PAXSON — A few days ago, I had the privilege of watching two goshawks gang up on a sharp-tail grouse.
I live in some of the best goshawk habitat in the country and see these big raptors almost daily. In this instance, a sharp-tail cut across a swamp at top speed. A goshawk flew somewhat leisurely behind. Just as I puzzled over the reason for the slow-flying hawk (normally, they go full-bore), another hawk, which had been sitting unnoticed in a small spruce, shot out and blasted the unsuspecting sharptail.
A half-hour later, on my way back through, both birds were feeding on their catch. Normally, goshawks are solitary hunters. I often see them pursuing rabbits and grouse, but this was the first time I have seem two of them hunting together. Both birds were youngsters, identifiable by their brown backs and streaked underparts. Adults are gunmetal gray.
Goshawks are one of the larger hawks and judging by the number of young birds in the Delta Junction and Paxson areas, they've had a successful breeding season. Goshawks do well in areas with heavy cover so the Delta area is ideal habitat. The availability of prey is extremely important, and 80-90 percent of the young birds don't normally make it through their first winter due to starvation or predation by martens, wolverines and owls.
Snowshoe hare population up
The sharptail population is very high in the Interior and snowshoe hares are on the increase, too. Both species are important food for the hawk. In the Paxson area, ptarmigan are the primary prey species for goshawks. It also has the excellent cover that goshawks require. This past summer it was a common sight to see goshawks working heavy willow cover for willow ptarmigan.
Goshawks are often confused with gryfalcons, as the two species are similar in size and coloration. Their ranges and habitat overlap somewhat and in many areas, their feeding habits are similar. Gyrs have the characteristically pointed wings of other falcons, while the goshawk has rounded wing tips suited for quick maneuvers in heavy cover.
Few raptors are more aggressive hunters. I once caught a goshawk in a rabbit snare in a tight willow thicket. It is common for these birds to follow their prey on foot.
Their single-minded focus on prey has made the goshawk one of the most popular birds for falconers. In medieval times, they were known as the "cooks bird", due to their utility in hunting. Today they are still the most common hawk used for falconry, though peregrine purists may scoff. That scorn may be tinged with the discomfort of knowing that the larger goshawk will prey on an occasional peregrine when an opportunity arises.

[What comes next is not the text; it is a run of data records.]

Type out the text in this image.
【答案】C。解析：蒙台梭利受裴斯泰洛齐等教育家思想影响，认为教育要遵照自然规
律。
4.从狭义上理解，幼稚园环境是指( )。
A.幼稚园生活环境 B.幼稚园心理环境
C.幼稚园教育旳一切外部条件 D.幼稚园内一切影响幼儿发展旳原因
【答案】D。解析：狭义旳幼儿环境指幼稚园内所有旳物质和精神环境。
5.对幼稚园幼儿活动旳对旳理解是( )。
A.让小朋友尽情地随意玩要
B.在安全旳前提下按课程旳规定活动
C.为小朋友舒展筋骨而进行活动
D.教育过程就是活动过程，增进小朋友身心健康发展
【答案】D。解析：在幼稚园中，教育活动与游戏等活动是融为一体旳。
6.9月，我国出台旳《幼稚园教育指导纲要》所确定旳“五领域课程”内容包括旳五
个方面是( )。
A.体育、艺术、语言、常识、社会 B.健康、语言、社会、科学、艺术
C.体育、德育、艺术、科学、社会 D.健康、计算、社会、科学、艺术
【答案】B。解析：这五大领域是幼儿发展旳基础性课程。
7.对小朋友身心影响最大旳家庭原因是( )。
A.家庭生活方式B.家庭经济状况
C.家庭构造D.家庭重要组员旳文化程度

A hawk that winters in Alaska needs to be adaptable if it is to survive. And the goshawk menu doesn't exclude much. Voles, weasels and red squirrels are all fair game. Spring is the toughest time; the female goshawk is on the nest by mid-April and while the male may take a turn at incubating eggs, he mostly hunts for his mate.
Healthy predators, healthy ecosystem
Easy targets gone by spring, and the young prey species of the year are not available yet. In many areas of the state, the timing of the hatchlings corresponds to that of young hares. The recent low population cycle of hares has limited goshawk chick production. However, an upturn in hares and a healthy grouse population has been a boon.

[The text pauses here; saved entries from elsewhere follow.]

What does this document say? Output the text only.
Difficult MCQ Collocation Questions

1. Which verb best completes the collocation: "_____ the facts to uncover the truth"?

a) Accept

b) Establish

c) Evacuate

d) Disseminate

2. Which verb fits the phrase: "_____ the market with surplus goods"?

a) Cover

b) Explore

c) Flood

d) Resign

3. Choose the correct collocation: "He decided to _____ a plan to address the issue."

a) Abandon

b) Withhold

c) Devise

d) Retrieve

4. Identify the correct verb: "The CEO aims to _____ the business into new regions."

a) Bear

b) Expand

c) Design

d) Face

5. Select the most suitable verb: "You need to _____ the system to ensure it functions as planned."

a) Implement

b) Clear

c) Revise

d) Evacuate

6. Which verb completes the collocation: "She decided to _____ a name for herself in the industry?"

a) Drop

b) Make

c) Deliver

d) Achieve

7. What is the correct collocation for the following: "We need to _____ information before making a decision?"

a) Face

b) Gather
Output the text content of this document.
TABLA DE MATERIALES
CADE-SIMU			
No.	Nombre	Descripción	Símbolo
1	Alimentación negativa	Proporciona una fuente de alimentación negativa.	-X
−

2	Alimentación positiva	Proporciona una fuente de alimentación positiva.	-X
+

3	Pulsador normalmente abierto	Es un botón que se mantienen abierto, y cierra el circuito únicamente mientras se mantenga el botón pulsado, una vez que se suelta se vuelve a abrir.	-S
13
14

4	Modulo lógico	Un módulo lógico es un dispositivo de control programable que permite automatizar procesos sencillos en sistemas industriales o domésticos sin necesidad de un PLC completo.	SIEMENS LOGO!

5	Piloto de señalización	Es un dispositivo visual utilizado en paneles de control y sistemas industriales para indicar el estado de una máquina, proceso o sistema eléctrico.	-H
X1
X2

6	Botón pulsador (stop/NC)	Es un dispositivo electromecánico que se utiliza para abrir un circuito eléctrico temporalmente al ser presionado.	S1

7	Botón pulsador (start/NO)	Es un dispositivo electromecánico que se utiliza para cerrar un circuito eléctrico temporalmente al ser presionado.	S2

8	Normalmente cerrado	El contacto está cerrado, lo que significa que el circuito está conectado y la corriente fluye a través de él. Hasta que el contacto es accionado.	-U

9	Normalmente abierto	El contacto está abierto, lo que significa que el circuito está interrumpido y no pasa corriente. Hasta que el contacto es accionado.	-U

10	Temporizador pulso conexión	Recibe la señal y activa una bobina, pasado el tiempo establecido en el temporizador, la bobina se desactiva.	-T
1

But why, exactly, are there goshawks? That isn't an easy question to answer. There are plenty of horned owls and other predators to handle any sick or weak hares. Grouse and ptarmigan seem more limited by weather conditions than predation. Maybe we have goshawks for us?
The presence and abundance of primary predators is an indicator of the health of our ecosystem. Goshawks keep us honest in the care and cover of our free-range poultry. Maybe.
Personally, I'd like to believe we have goshawks as an example of perseverance and focus. After all, their striking red eyes and aggressive demeanor led Attila the Hun to use the image of a goshawk on his helmet.
John Schandelmeier is a lifelong Alaskan who lives with his family near Paxson. He is a Bristol Bay commercial fisherman and two-time winner of the Yukon Quest International Sled Dog Race.